A post in the kids section made me think what my kid is experiencing might be abnormal. It certainly isn't normal for her. She no longer has blood in her stool at every bowel movement. Every 2-3 days she has a bowel movement that (solid, soft & formed) and has a lot of blood in it. Bright red in color. All other bowel movements (6 a day) now have no blood in them that we can see. She doesn't have c diff (already tested 2x in last 6 weeks).

Since it is red (and not dark) I am thinking it might be an like a scab in her colon that keeps trying to heal & scab over, but every few days a bowel movement rips off the scab & causes her to bleed. Any other explanation? Has this happened to anyone else?

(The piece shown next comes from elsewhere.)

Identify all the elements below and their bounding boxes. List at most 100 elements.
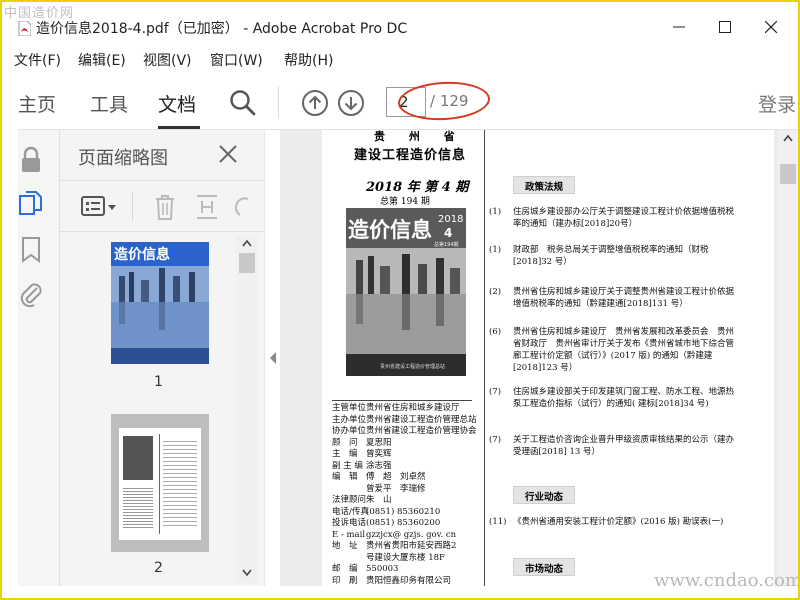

Back story: In October my kid had her 1st remission after 2.5 years. For the 1st time since diagnoses she successfully tapered off prednisone COMPLETELY in December. Mid February blood came back, stools went to 14x a day & blood in many of the stool trips. March she started back on prednisone 40 mg. About 2 weeks ago (when she started to taper down off prednisone) she finally got to 6x a day bowel movement trips and the blood was very sparse. She is now tapered to 25 mg.

 

[Hope345]

that was what my daughter was going through when she was also in a continued flare for almost 3 years. She had 2 units of blood in December and started on the 40 mg prednisone. She had to go back up to 30 mgs at one point and she also started back on Pentesa and also started the mesalamine enemas.

We changed GI;s because this
knew pediatric GI knew right away to keep her on Prednisone (high enough dose) until there was no bleeding.

My daughter has continued issues with pain during BM's but the GI explained that UC starts in the rectum and works it way up so the rectal area is the last to heal.

best to your daughter. please let me know if I can help.

 

[SupportiveMom]

Did the enemas help? They aren't doing anything for her. Normally the cortifoam or Saloflac would cause burning but it doesn't seem to do anything.

A friend mentioned it could be a fissure. Is this possible, or I should just think it is the end of her flare?

 

[FrozenGirl]

Hmm I have had this. About every 4-5 days I would have bleeding. I told my GI he said it could be a fissure but he wanted to scope to check for flare as it is so hard to tell. Good luck!

 

[Hope345]

Everyone is different how they respond to meds that is for sure. Yes, we do believe the enemas are helping her. But it took a long time for her to be able to use it. Her inflammation was too much to even try it.

Not sure about the fissure, but if you think it might be, that is worth finding out. I think some people are more susceptible to fissures.